Deriving Hamiltonian in Landau Gauge Using Symmetric Gauge Transformation

[shinobi20]

Homework Statement

Define n=(x + iy)/(2)^½L and ñ=(x - iy)/(2)^½L.
Also, ∂_n = L(∂_x - i ∂_y)/(2)^½ and ∂_ñ = L(∂_x + i ∂_y)/(2)^½.
with ∂_n=∂/∂_n, ∂_x=∂/∂_x, ∂_y=∂/∂_y, and L being the magnetic length.
a=(1/2)ñ+∂_n and a^†=(1/2)n -∂_ñ
a and a^† are the lowering and raising operators of quantum mechanics.

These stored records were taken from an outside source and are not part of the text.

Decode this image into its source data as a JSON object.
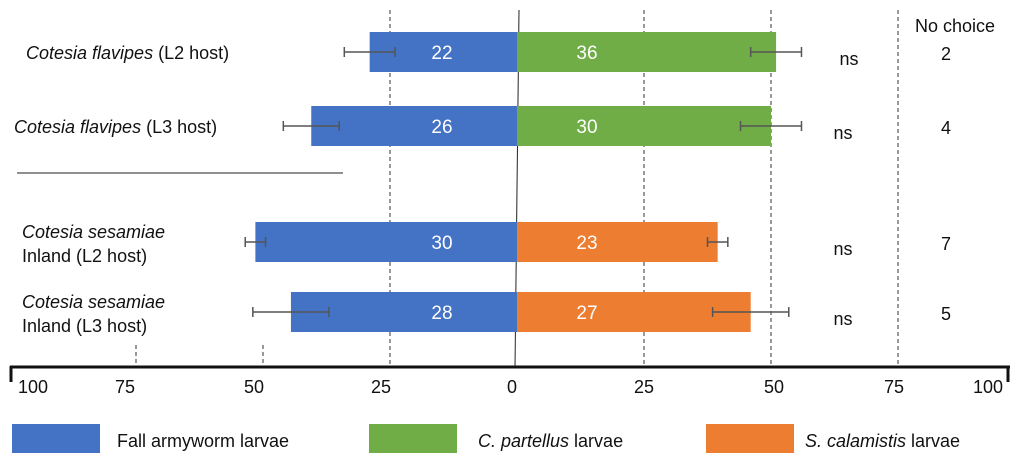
{
  "chart_data": {
    "type": "bar",
    "orientation": "horizontal-diverging",
    "xlim": [
      -100,
      100
    ],
    "tick_values": [
      -100,
      -75,
      -50,
      -25,
      0,
      25,
      50,
      75,
      100
    ],
    "tick_labels": [
      "100",
      "75",
      "50",
      "25",
      "0",
      "25",
      "50",
      "75",
      "100"
    ],
    "no_choice_header": "No choice",
    "groups": [
      {
        "label_italic": "Cotesia flavipes",
        "label_rest": " (L2 host)",
        "label_line2": "",
        "left_value": 29,
        "left_err": 5,
        "left_count": "22",
        "right_value": 51,
        "right_err": 5,
        "right_count": "36",
        "right_series": "C. partellus",
        "sig": "ns",
        "no_choice": "2"
      },
      {
        "label_italic": "Cotesia flavipes",
        "label_rest": " (L3 host)",
        "label_line2": "",
        "left_value": 40.5,
        "left_err": 5.5,
        "left_count": "26",
        "right_value": 50,
        "right_err": 6,
        "right_count": "30",
        "right_series": "C. partellus",
        "sig": "ns",
        "no_choice": "4"
      },
      {
        "label_italic": "Cotesia sesamiae",
        "label_rest": "",
        "label_line2": "Inland (L2 host)",
        "left_value": 51.5,
        "left_err": 2,
        "left_count": "30",
        "right_value": 39.5,
        "right_err": 2,
        "right_count": "23",
        "right_series": "S. calamistis",
        "sig": "ns",
        "no_choice": "7"
      },
      {
        "label_italic": "Cotesia sesamiae",
        "label_rest": "",
        "label_line2": "Inland (L3 host)",
        "left_value": 44.5,
        "left_err": 7.5,
        "left_count": "28",
        "right_value": 46,
        "right_err": 7.5,
        "right_count": "27",
        "right_series": "S. calamistis",
        "sig": "ns",
        "no_choice": "5"
      }
    ],
    "legend": [
      {
        "italic": "",
        "rest": "Fall armyworm larvae",
        "color": "#4472C4"
      },
      {
        "italic": "C. partellus",
        "rest": " larvae",
        "color": "#70AD47"
      },
      {
        "italic": "S. calamistis",
        "rest": " larvae",
        "color": "#ED7D31"
      }
    ],
    "colors": {
      "fall_armyworm": "#4472C4",
      "C. partellus": "#70AD47",
      "S. calamistis": "#ED7D31"
    }
  }
}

Show that H=ħω_c(a^†a + ½)

Homework Equations

L=ħc/eB, ω_c=eB/mc (cyclotron frequency), e for the charge of the electron
H = P_x²/2m + ( P_y² + eBx/c )²/2m

The Attempt at a Solution

I have tried to find x,y,∂_x,∂_y in terms of n,ñ,∂_n,∂_ñ. But I ended up getting only some if the right terms to come out but not all, is my first step wrong? Any suggestions?

 

[blue_leaf77]

H = Px2/2m + ( Py2 + eBx/c )2/2m

Should the exponent "2" of $P_y$ be there?

 

[shinobi20]

Should the exponent "2" of $P_y$ be there?

Sorry, it was a typo. Do you have any suggestions?

 

[blue_leaf77]

You should post your initial attempt before we can discuss further. In particular, how the old variables look like in terms of the new ones?

 

[shinobi20]

You should post your initial attempt before we can discuss further. In particular, how the old variables look like in terms of the new ones?

This is what I've done so far. My problem is that everything is there except for the ½. I wrote ∂ for ∂n and ∂(bar) for ∂ñ.

 

[blue_leaf77]

According to this link https://en.wikipedia.org/wiki/Landau_quantization, the Gauge you should be using is the symmetric gauge and hence the original Hamiltonian should be different than that you are using. For instance, in Landau gauge, the operator ${y}$ is not present.

 

[shinobi20]

According to this link https://en.wikipedia.org/wiki/Landau_quantization, the Gauge you should be using is the symmetric gauge and hence the original Hamiltonian should be different than that you are using. For instance, in Landau gauge, the operator ${y}$ is not present.

Why can't I show it using the Landau gauge? The choice is just for simplification of computation right?

 

[blue_leaf77]

Why can't I show it using the Landau gauge? The choice is just for simplification of computation right?

$x$ and $y$ appear symmetrically in the gauge transformation, but they do not in the original Hamiltonian.

 

[shinobi20]

$x$ and $y$ appears symmetrically in the gauge transformation, but they do not in the original Hamiltonian.

Oh I see that, then I'll try it again using the symmetric gauge. Thanks!